Leap Motion - 近端骨与掌骨的角度(左右运动)
Leap Motion - Angle of proximal bone to metacarpal (side to side movement)
我正在尝试获取骨骼之间的角度,例如掌骨和近端骨(左右移动手指的角度,例如食指与拇指尽可能靠近时的角度你可以移动它,然后当你的食指尽可能靠近你的中指时移动它的角度。
我尝试过使用 Vector3.Angle 和骨骼的方向,但这不起作用,因为它包括手指的弯曲,所以如果手握拳,它会给出完全不同的值张开手。
我真正想要的是一种我可以 "normalize" 的方法(我知道归一化不是正确的术语,但这是我能想到的最好的)骨骼的方向,这样即使手指是弯曲,方向向量仍然指向前方而不是向下,但会指向手指的方向(从一侧到另一侧)。
我在下面添加了一张图表来尝试说明我的意思。
在第二张图中,蓝色代表我目前使用骨骼方向得到的结果,绿色是掌骨方向,红色是我想要的(从侧面看)。第一张图显示了我从自上而下的视图中寻找的内容。蓝线是掌骨方向,在这个例子中红线是近端骨方向,绿色污迹代表我正在寻找的角度。
要得到这个值,需要"uncurl"手指方向根据当前掌骨方向。最后有点牵扯;你必须构建一些基础向量才能沿着右轴展开手。希望此示例脚本中的注释能够解释一切。
using Leap;
using Leap.Unity;
using UnityEngine;
public class MeasureIndexSplay : MonoBehaviour {
// Update is called once per frame
void Update () {
var hand = Hands.Get(Chirality.Right);
if (hand != null) {
Debug.Log(GetIndexSplayAngle(hand));
}
}
// Some member variables for drawing gizmos.
private Ray _metacarpalRay;
private Ray _proximalRay;
private Ray _uncurledRay;
/// <summary>
/// This method returns the angle of the proximal bone of the index finger relative to
/// its metacarpal, when ignoring any angle due to the curling of the finger.
///
/// In other words, this method measures the "side-to-side" angle of the finger.
/// </summary>
public float GetIndexSplayAngle(Hand h) {
var index = h.GetIndex();
// These are the directions we care about.
var metacarpalDir = index.bones[0].Direction.ToVector3();
var proximalDir = index.bones[1].Direction.ToVector3();
// Let's start with the palm basis vectors.
var distalAxis = h.DistalAxis(); // finger axis
var radialAxis = h.RadialAxis(); // thumb axis
var palmarAxis = h.PalmarAxis(); // palm axis
// We need a basis whose forward direction is aligned to the metacarpal, so we can
// uncurl the finger with the proper uncurling axis. The hand's palm basis is close,
// but not aligned with any particular finger, so let's fix that.
//
// We construct a rotation from the palm "finger axis" to align it to the metacarpal
// direction. Then we apply that same rotation to the other two basis vectors so
// that we still have a set of orthogonal basis vectors.
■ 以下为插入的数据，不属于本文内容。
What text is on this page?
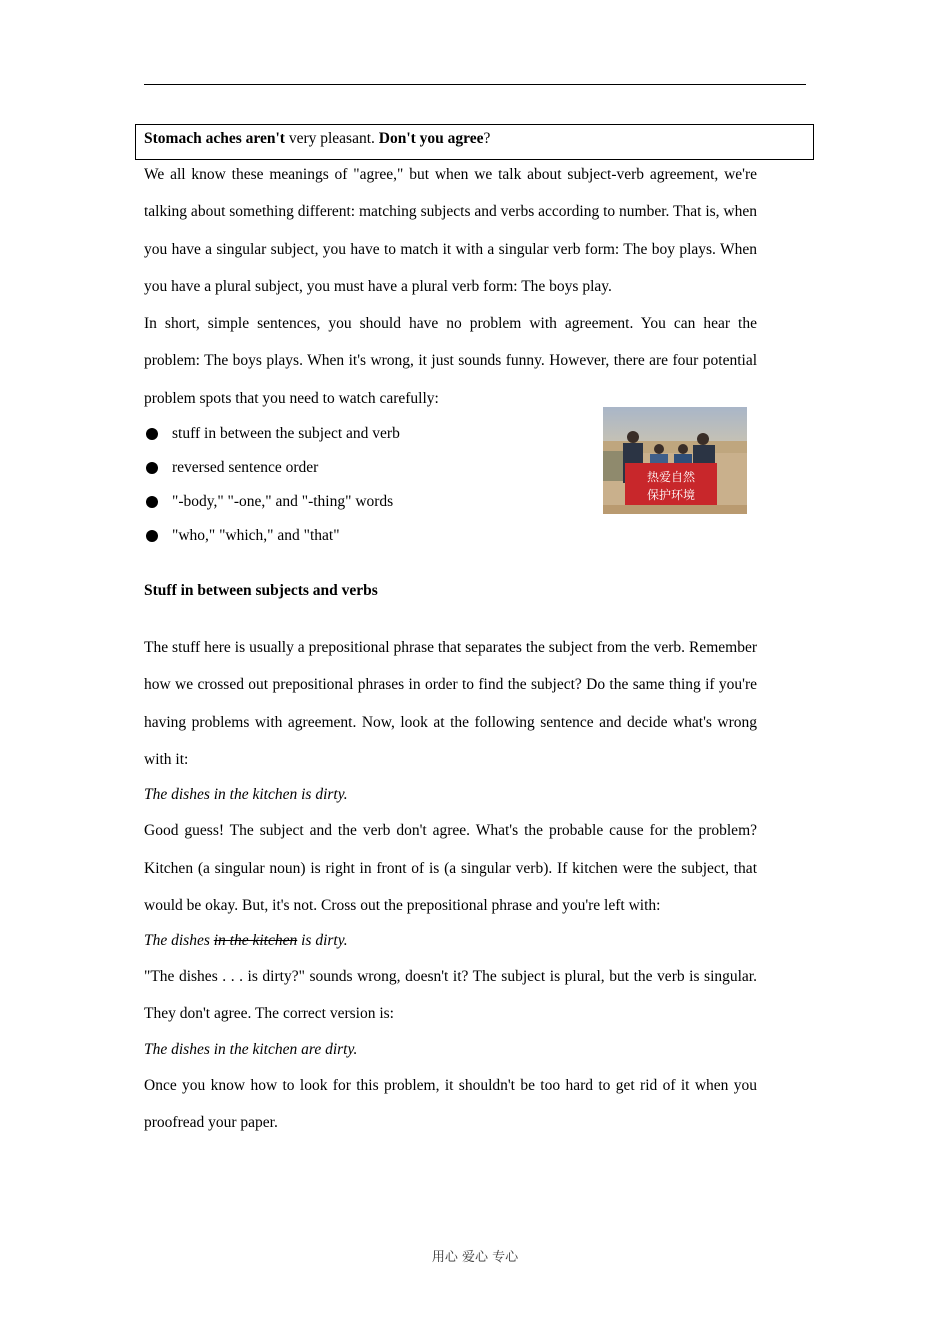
Stomach aches aren't very pleasant. Don't you agree?

We all know these meanings of "agree," but when we talk about subject-verb agreement, we're talking about something different: matching subjects and verbs according to number. That is, when you have a singular subject, you have to match it with a singular verb form: The boy plays. When you have a plural subject, you must have a plural verb form: The boys play.

In short, simple sentences, you should have no problem with agreement. You can hear the problem: The boys plays. When it's wrong, it just sounds funny. However, there are four potential problem spots that you need to watch carefully:

stuff in between the subject and verb
reversed sentence order
"-body," "-one," and "-thing" words
"who," "which," and "that"

Stuff in between subjects and verbs

The stuff here is usually a prepositional phrase that separates the subject from the verb. Remember how we crossed out prepositional phrases in order to find the subject? Do the same thing if you're having problems with agreement. Now, look at the following sentence and decide what's wrong with it:

The dishes in the kitchen is dirty.

Good guess! The subject and the verb don't agree. What's the probable cause for the problem? Kitchen (a singular noun) is right in front of is (a singular verb). If kitchen were the subject, that would be okay. But, it's not. Cross out the prepositional phrase and you're left with:

The dishes in the kitchen is dirty.

"The dishes . . . is dirty?" sounds wrong, doesn't it? The subject is plural, but the verb is singular. They don't agree. The correct version is:

The dishes in the kitchen are dirty.

Once you know how to look for this problem, it shouldn't be too hard to get rid of it when you proofread your paper.

热爱自然
保护环境
用心 爱心 专心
var metacarpalRotation = Quaternion.FromToRotation(distalAxis, metacarpalDir);
distalAxis = metacarpalRotation * distalAxis;
radialAxis = metacarpalRotation * radialAxis;
palmarAxis = metacarpalRotation * palmarAxis;
// Note: At this point, we don't actually need the distal axis anymore, and we
// don't need to use the palmar axis, either. They're included above to clarify that
// we're able to apply the aligning rotation to each axis to maintain a set of
// orthogonal basis vectors, in case we wanted a complete "metacarpal-aligned basis"
// for performing other calculations.
// The radial axis, which has now been rotated a bit to be orthogonal to our
// metacarpal, is the axis pointing generally towards the thumb. This is our curl
// axis.
// If you're unfamiliar with using directions as rotation axes, check out the images
// here: https://en.wikipedia.org/wiki/Right-hand_rule
var curlAxis = radialAxis;
// We want to "uncurl" the proximal bone so that it is in line with the metacarpal,
// when considered only on the radial plane -- this is the plane defined by the
// direction approximately towards the thumb, and after the above step, it's also
// orthogonal to the direction our metacarpal is facing.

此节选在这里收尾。